Online Travel Market

The Online Travel Market in Canada: Historical Data and Trends

The Canadian online travel market significantly outperformed the total travel market in Canada during the recession, falling only 2% to $8.5 billion in 2009 versus the total travel market’s 7% decline. Cost-conscious travelers looked harder for bargains and deals online, while offline channels – in particular, traditional travel agencies and travel management companies – experienced a sharper decline, with a dramatic falloff in corporate travel demand.


Online travel crossed the one-third threshold in 2009, accounting for 34% of all travel in Canada. It will continue to gain share as online channels outperform the broad­er market through 2011, climbing 7% in 2010 and 2011, versus 4% annual growth for the total travel market. While online penetration is growing, the rate of penetration is decelerat­ing, signaling a maturing marketplace. Online penetration in Canada is trailing the U.S., where 38% of all travel was booked online in 2009, and is mapping more closely to trends in Europe, where online travel market hit just shy of the one-third mark in 2009.


The Internet is now central to Canadians’ trav­el planning and shopping, but not necessarily buying. Some 83% of Canadian travelers cite websites as their usual travel shopping method, but that affinity doesn’t always convert into online purchasing. More than one third of Canadian travelers usually or exclusively pur­chase offline, compared to just 18% of U.S. travelers.


Despite the growth of online travel in Canada, offline and travel agency channels continue to play important roles in leisure travel distribu­tion. One driver is the much higher incidence of packaged travel purchasing in Canada. Although consumers often research packages online, they are still sold predominantly via brick-and-mortar travel agencies. In fact, 27% of Canadian travelers say they usually book through traditional travel agencies, compared to just 13% of U.S. travelers. Another factor behind the higher incidence of offline purchas­ing is the highly fragmented Canadian lodging sector, which is again more akin to Europe than the U.S. A majority of Canada’s hotels are independent (not affiliated with a chain), and the market has a much higher incidence of direct-to-property bookings. Canadian travelers may shop online, but they are multi-channel purchasers.

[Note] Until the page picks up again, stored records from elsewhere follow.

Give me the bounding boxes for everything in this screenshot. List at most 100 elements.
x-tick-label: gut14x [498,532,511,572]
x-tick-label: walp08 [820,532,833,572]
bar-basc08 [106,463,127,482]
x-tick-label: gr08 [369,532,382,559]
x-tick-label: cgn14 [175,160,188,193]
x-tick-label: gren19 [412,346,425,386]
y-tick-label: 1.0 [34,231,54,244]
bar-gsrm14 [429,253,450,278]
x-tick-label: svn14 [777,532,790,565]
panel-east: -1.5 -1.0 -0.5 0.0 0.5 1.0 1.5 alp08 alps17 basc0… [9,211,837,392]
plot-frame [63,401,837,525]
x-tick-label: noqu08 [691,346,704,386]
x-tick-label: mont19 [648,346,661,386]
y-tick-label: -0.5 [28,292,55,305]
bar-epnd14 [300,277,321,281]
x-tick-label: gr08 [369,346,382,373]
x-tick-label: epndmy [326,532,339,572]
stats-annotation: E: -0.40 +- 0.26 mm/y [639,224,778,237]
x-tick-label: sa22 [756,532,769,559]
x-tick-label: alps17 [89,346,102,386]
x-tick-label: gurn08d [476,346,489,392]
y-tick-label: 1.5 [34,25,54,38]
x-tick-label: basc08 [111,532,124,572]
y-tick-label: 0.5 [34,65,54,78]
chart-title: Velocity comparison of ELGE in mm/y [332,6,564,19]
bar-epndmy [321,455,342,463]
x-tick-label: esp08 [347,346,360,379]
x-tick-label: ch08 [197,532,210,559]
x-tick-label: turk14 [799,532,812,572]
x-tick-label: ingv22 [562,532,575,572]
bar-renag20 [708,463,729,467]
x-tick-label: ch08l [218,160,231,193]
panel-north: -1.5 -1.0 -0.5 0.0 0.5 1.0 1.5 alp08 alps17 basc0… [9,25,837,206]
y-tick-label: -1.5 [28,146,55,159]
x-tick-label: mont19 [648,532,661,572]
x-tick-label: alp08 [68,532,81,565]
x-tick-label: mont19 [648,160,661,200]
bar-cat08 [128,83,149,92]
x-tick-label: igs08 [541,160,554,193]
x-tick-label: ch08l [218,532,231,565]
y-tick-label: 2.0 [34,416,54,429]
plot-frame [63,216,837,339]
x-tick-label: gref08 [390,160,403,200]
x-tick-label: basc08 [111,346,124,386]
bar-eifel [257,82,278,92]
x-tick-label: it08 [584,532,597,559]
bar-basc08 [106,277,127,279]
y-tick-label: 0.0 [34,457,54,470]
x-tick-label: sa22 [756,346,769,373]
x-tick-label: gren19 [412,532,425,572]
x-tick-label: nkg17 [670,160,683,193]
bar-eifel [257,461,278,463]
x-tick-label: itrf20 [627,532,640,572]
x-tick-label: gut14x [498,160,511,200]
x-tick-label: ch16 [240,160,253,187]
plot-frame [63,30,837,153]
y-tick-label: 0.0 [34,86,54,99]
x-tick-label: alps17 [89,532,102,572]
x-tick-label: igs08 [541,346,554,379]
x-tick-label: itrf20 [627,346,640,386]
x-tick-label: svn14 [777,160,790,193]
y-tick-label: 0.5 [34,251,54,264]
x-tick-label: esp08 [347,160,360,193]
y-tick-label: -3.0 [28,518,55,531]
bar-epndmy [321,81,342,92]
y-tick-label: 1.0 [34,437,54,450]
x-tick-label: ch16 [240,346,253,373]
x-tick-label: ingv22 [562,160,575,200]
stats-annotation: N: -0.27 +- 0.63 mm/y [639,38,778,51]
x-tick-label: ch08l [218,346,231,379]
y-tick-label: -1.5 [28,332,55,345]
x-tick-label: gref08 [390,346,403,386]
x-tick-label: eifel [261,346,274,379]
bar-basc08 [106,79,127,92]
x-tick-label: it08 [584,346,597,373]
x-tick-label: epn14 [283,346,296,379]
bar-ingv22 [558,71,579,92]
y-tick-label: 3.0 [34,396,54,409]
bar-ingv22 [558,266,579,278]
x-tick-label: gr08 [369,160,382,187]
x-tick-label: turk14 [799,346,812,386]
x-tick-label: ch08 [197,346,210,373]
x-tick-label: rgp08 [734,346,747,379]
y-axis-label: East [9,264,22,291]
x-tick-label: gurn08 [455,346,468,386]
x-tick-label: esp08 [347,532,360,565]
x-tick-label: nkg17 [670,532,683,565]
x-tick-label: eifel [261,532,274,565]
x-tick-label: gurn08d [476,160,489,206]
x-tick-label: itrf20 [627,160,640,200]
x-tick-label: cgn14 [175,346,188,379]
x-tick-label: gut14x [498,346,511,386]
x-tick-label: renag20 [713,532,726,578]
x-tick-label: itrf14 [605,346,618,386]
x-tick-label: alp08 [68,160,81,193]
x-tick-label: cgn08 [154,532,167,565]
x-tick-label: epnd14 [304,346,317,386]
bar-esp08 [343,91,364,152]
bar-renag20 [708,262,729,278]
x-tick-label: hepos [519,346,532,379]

Air dominates the online travel market in Canada, driven largely by the strong market power of Canada’s near-duopoly of Air Canada and WestJet. Flights represented two thirds of the online leisure/unmanaged business travel market in 2009, versus just 46% of the total travel market. The relatively lower online market share of hotel and pack­age segments is indicative of the lower online penetration of those segments. Hotels and packages accounted for 14% and 12%, respec­tively, of the online travel market, versus 25% and 18% of the total market.